Pour échouer à l’ENA, il suffit de rédiger une dissertation en trois parties. Si le thème imposé est celui de la profession politique (« Dans quelle mesure peut-on parler d’une impuissance du politique? »), voici comment faire:
Première partie
Les hommes politiques sont des professionnels et les professionnels agissent d’une façon étonnante. Par exemple, entre une action efficace qui met un terme au service et une action inefficace qui relance la nécessité du service, le professionnel choisira toujours la deuxième solution. Le professionnalisme consiste à organiser finement sa propre impuissance.
Deuxième partie
Il est exact qu’un plombier inefficace perdra ses clients au bénéfice de ses concurrents. Mais, outre que l’amélioration de la société n’est pas comparable à la réparation d’un robinet, il est non moins exact que cette efficacité repose sur la dégradation perpétuelle des choses, laquelle assure au plombier un avenir.
Troisième partie
Il n’en va pas de même chez les hommes politiques, dont l’intervention ne conduit jamais à un résultat aussi net et satisfaisant que la réparation d’une fuite d’eau.

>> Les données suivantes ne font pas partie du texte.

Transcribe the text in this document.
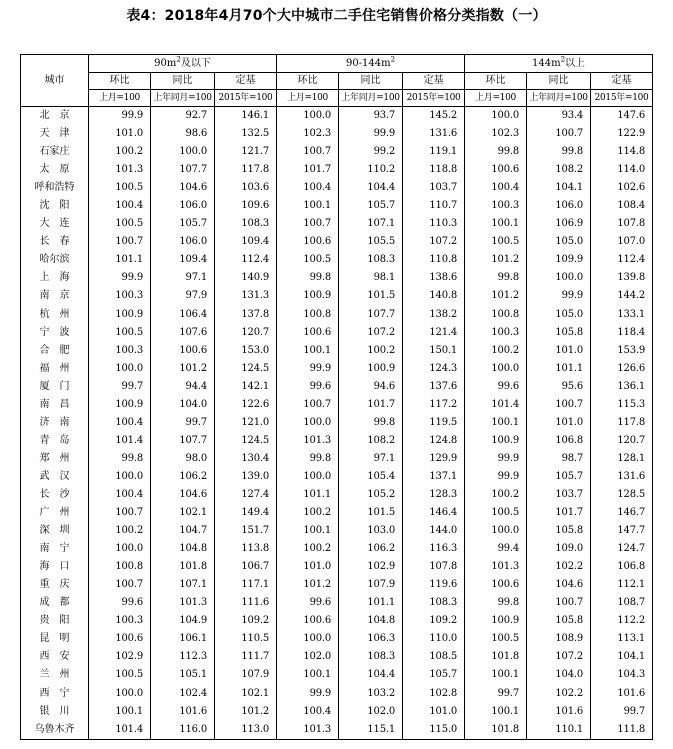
表4：2018年4月70个大中城市二手住宅销售价格分类指数（一）
城市	$90m^2$及以下			$90-144m^2$			$144m^2$以上		
	环比	同比	定基	环比	同比	定基	环比	同比	定基
	上月=100	上年同月=100	2015年=100	上月=100	上年同月=100	2015年=100	上月=100	上年同月=100	2015年=100
北　京	99.9	92.7	146.1	100.0	93.7	145.2	100.0	93.4	147.6
天　津	101.0	98.6	132.5	102.3	99.9	131.6	102.3	100.7	122.9
石家庄	100.2	100.0	121.7	100.7	99.2	119.1	99.8	99.8	114.8
太　原	101.3	107.7	117.8	101.7	110.2	118.8	100.6	108.2	114.0
呼和浩特	100.5	104.6	103.6	100.4	104.4	103.7	100.4	104.1	102.6
沈　阳	100.4	106.0	109.6	100.1	105.7	110.7	100.3	106.0	108.4
大　连	100.5	105.7	108.3	100.7	107.1	110.3	100.1	106.9	107.8
长　春	100.7	106.0	109.4	100.6	105.5	107.2	100.5	105.0	107.0
哈尔滨	101.1	109.4	112.4	100.5	108.3	110.8	101.2	109.9	112.4
上　海	99.9	97.1	140.9	99.8	98.1	138.6	99.8	100.0	139.8
南　京	100.3	97.9	131.3	100.9	101.5	140.8	101.2	99.9	144.2
杭　州	100.9	106.4	137.8	100.8	107.7	138.2	100.8	105.0	133.1
宁　波	100.5	107.6	120.7	100.6	107.2	121.4	100.3	105.8	118.4
合　肥	100.3	100.6	153.0	100.1	100.2	150.1	100.2	101.0	153.9
福　州	100.0	101.2	124.5	99.9	100.9	124.3	100.0	101.1	126.6
厦　门	99.7	94.4	142.1	99.6	94.6	137.6	99.6	95.6	136.1
南　昌	100.9	104.0	122.6	100.7	101.7	117.2	101.4	100.7	115.3
济　南	100.4	99.7	121.0	100.0	99.8	119.5	100.1	101.0	117.8
青　岛	101.4	107.7	124.5	101.3	108.2	124.8	100.9	106.8	120.7
郑　州	99.8	98.0	130.4	99.8	97.1	129.9	99.9	98.7	128.1
武　汉	100.0	106.2	139.0	100.0	105.4	137.1	99.9	105.7	131.6
长　沙	100.4	104.6	127.4	101.1	105.2	128.3	100.2	103.7	128.5
广　州	100.7	102.1	149.4	100.2	101.5	146.4	100.5	101.7	146.7
深　圳	100.2	104.7	151.7	100.1	103.0	144.0	100.0	105.8	147.7
南　宁	100.0	104.8	113.8	100.2	106.2	116.3	99.4	109.0	124.7
海　口	100.8	101.8	106.7	101.0	102.9	107.8	101.3	102.2	106.8
重　庆	100.7	107.1	117.1	101.2	107.9	119.6	100.6	104.6	112.1
成　都	99.6	101.3	111.6	99.6	101.1	108.3	99.8	100.7	108.7
贵　阳	100.3	104.9	109.2	100.6	104.8	109.2	100.9	105.8	112.2
昆　明	100.6	106.1	110.5	100.0	106.3	110.0	100.5	108.9	113.1
西　安	102.9	112.3	111.7	102.0	108.3	108.5	101.8	107.2	104.1
兰　州	100.5	105.1	107.9	100.1	104.4	105.7	100.1	104.0	104.3
西　宁	100.0	102.4	102.1	99.9	103.2	102.8	99.7	102.2	101.6
银　川	100.1	101.6	101.2	100.4	102.0	101.0	100.1	101.6	99.7
乌鲁木齐	101.4	116.0	113.0	101.3	115.1	115.0	101.8	110.1	111.8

En ce cas, le maintien de la demande est essentiel. L’insécurité ou le désordre économique sont des problèmes dont les hommes politiques raffolent parce qu’ils maintiennent la demande du service. En politique, seule l’espérance fait vivre. Pour cette raison même, il n’est pas du tout certain que les hommes politiques aient un intérêt quelconque à les résoudre. Pour ce qui est de ne rien faire tout en donnant l’impression qu’ils vont faire quelque chose, on peut dire qu’ils sont très efficaces.
Conclusion
Un retour à l’amateurisme serait donc souhaitable, mais la professionnalisation du politique est irréversible. Il s’agit d’une maladie, et, comme dirait Proust, cette maladie n’est plus opérable.